Problèmes de dos chroniques: les éviter pour ne pas tout arrêter

Un phénomène multi-facteurs

Vous comme moi connaissez au moins une personne qui a régulièrement des douleurs au dos, qu’il s’agisse des lombaires ou des cervicales. Le dos subit des contraintes multiples qui se cumulent et peuvent se transformer en « blessures ». La sédentarité est l’une des plus grandes coupables, sachant que de rester assis devant son ordinateur 8h par jour ou plus, malgré la pratique régulière d’un sport, constitue une forme de sédentarité. Les mouvements inadaptés que l’on enchaîne, tant que l’on n’a pas mal, comme le fait de soulever des charges n’importe comment, de s’asseoir de façon insensée ou d’adopter des postures totalement déséquilibrées, agissent également, jour après jour, années après années, sur la santé du dos. L’alimentation, elle, agit en 1er lieu sur l’estomac et l’intestin qui, dans le cas d’intolérances, d’inflammations chroniques ou de crampes, impactent à leur tour la zone lombaire, notamment par le biais d’un muscle: le psoas, qui une fois crispé peut, en plus d’être douloureux, modifier la posture/cambrure d’un individu.

La hernie discale: cette fourbe

Il y a 8 mois, j’apprenais que mes douleurs intenses, durables et invalidantes en bas du dos, comme un point qui brûle en permanence avec des contractures démentes associées, empêchant tout mouvement autre que la marche, étaient dues à une « protrusion discale L5/S1« .

Vous savez qu’entre vos vertèbres se trouvent des disques, servant d’amortisseurs aux chocs et préservant le bon alignement de votre colonne.

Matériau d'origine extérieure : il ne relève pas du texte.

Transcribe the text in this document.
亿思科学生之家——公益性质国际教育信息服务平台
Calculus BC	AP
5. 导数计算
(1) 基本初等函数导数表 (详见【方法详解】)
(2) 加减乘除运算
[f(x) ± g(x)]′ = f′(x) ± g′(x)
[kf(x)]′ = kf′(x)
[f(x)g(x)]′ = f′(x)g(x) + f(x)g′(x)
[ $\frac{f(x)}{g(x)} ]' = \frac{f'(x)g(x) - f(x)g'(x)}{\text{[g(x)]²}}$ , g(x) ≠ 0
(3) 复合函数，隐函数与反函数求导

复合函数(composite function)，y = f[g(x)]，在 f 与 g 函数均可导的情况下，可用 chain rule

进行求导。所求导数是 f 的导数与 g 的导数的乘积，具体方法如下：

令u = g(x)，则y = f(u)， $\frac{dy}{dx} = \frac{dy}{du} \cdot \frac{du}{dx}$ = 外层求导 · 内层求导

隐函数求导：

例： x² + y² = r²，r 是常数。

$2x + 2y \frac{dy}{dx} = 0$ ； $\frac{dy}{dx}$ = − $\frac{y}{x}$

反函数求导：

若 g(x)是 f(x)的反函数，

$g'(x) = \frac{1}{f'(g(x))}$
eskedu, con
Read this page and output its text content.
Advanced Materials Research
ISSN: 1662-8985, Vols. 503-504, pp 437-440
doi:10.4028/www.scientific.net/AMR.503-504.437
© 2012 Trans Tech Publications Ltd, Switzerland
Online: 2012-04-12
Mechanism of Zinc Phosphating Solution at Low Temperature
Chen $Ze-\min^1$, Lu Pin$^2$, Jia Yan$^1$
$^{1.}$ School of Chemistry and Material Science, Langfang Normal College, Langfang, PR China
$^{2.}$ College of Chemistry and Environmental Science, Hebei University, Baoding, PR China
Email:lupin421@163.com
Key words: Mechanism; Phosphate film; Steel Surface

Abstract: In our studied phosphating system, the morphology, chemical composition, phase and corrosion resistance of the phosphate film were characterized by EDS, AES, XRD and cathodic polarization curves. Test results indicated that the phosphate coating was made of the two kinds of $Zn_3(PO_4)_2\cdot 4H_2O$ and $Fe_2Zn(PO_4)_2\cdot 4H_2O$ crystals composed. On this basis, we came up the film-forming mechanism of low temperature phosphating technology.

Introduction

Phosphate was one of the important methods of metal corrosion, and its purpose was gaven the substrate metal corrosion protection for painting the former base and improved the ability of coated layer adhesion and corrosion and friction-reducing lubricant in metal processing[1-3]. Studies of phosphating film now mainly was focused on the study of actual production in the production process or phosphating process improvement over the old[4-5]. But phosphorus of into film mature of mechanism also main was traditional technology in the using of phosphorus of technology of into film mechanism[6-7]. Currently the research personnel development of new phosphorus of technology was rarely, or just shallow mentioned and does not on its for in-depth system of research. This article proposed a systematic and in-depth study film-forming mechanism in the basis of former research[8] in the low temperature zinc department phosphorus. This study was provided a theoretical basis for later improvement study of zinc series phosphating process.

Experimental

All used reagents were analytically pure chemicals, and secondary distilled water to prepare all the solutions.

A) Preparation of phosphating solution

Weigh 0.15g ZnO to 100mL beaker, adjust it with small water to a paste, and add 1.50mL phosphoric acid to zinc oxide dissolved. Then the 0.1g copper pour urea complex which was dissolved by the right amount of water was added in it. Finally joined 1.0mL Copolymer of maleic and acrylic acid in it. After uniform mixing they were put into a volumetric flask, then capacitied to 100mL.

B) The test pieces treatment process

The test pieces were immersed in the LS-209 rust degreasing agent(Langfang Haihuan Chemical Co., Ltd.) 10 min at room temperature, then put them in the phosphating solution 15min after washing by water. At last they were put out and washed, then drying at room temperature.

Pour de multiples raisons, il peut arriver qu’un ou plusieurs disques s’usent et perdent de leur élasticité, en s’affaissant, jusqu’à déborder de part et d’autre des vertèbres, exactement comme on imaginerait de la confiture sortir de 2 tranches de pain de mie plaquées face à face ! L’image est brute mais visuelle. Ce débordement est du à un excès de pression subi par le disque, pour de multiples raisons, éventuellement à un mouvement brutal et nocif également, qui le ferait sortir de son emplacement, mais….il semblerait au fil des recherches que la base anatomique de l’individu joue un rôle prédominant. Autrement dit, certaines personnes ont une forme de colonne qui prédispose bien plus à ce type de pathologie que d’autres, en dépit de leur bonne hygiène de vie.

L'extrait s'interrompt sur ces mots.